Kesebelas, Pasca beroperasinya pertambangan biasanya tanah milik masyarakat akan mengalami perubahan sifat, baik sifat fisik (artinya: pasca beroperasinya tambang akan terjadi perubahan struktur dan tekstur tanah serta iklim mikro), sifat kimia [artinya: pasca beroperasinya tambang, pH tanah menjadi rendah (reaksi tanah masam), kadar unsur hara makro (terutama N, P, dan K), mineral beracun meningkat (Fe, Pb, Cu dan Zn)] maupun sifat biologis (artinya: aktivitas mikroorganisma menurun, miskin bahan organik).
Keduabelas, Perusahaan tambang mangan sebelumnya (PT. Istindo Mitra Perdana) pernah menambang Mangan di lokasi yang sama dan sebagian milik warga Serise. Data geologi memperlihatkan bahwa potensi Mangan di Lokasi itu cukup besar dan diduga belum semuanya ditambang.
Dengan kondisi harga Mangan dunia sekarang adalah terbaik kedua sesudah emas, maka rencana penambangan batu gamping oleh PT IMM yang pemiliknya masih orang sama dengan PT Istindo Mitra Perdana, sesungguhnya hanya sebuah kamuflase untuk menambang Mangan.
“Selanjutnya, pemilik perusahaan tersebut, sampai saat ini tidak pernah melaksanakan tanggung jawab reklamasi terhadap lingkungan yang hancur. Peristiwa ini masih menyimpan rasa duka dan trauma mendalam bagi warga Serise dan kampung sekitar termasuk Lengkololok,” beber Surat itu.
Ketigabelas, bahwa sikap penolakan ini mempunyai dasar konstitusionalnya. Adapun pasal-pasal dalam UUD 1945 dan pasal-pasal peraturan perundang-undangan yang menjamin hak masyarakat menolak pertambangan yakni Pasal 28 G ayat (1) UUD 1945, ketentuan Pasal 28 H ayat (4) UUD 1945 yang berbunyi.
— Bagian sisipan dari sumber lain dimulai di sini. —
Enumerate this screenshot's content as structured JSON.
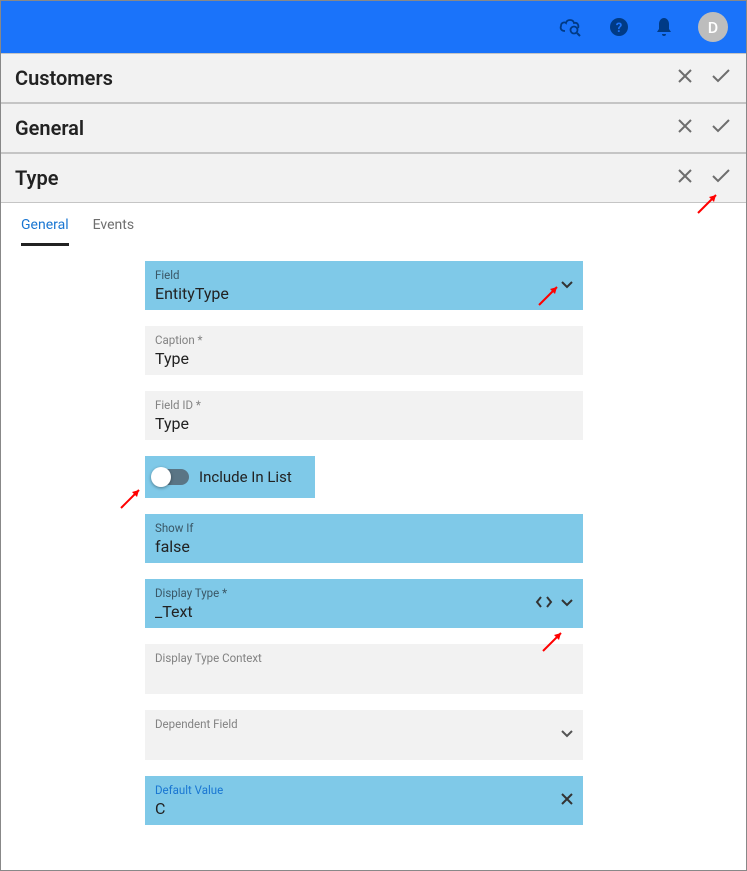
{
  "topbar": {
    "avatar_letter": "D"
  },
  "sections": [
    {
      "title": "Customers"
    },
    {
      "title": "General"
    },
    {
      "title": "Type"
    }
  ],
  "tabs": {
    "general": "General",
    "events": "Events"
  },
  "fields": {
    "field": {
      "label": "Field",
      "value": "EntityType"
    },
    "caption": {
      "label": "Caption *",
      "value": "Type"
    },
    "fieldid": {
      "label": "Field ID *",
      "value": "Type"
    },
    "include": {
      "label": "Include In List"
    },
    "showif": {
      "label": "Show If",
      "value": "false"
    },
    "displaytype": {
      "label": "Display Type *",
      "value": "_Text"
    },
    "displaytypectx": {
      "label": "Display Type Context",
      "value": ""
    },
    "dependent": {
      "label": "Dependent Field",
      "value": ""
    },
    "defaultvalue": {
      "label": "Default Value",
      "value": "C"
    }
  }
}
Selain itu, pasal 28 H ayat (1) UUD 1945, Pasal 28 G ayat (1) UUD 1945, Pasal 28 D ayat (1) UUD 1945, Ketetapan MPR RI No.XVII/MPR/1998 tentang Hak Asasi Manusia yang menyatakan, Hak masyarakat ini diatur lebih lanjut dalam Pasal 9 ayat (3) UU No.39 Tahun 1999 tentang Hak Asasi Manusia dan Pasal 65 ayat (1) UU No.32 Tahun 2009 yang berbunyi, Pasal 65 ayat (4) UU No.32 Tahun 2009 Pasal 65 ayat (5) UU No.32 Tahun 2009 yang berbunyi.
Surat penolakan yang ditandatangani Ketua JPIC SVD Ruteng Pastor Simon Suban Tukan, SVD, Direktur JPIC OFM Pastor Alsis Goa, OFM dan Ketua JPIC Keuskupan Ruteng Pastor Marten Jenarut, Pr.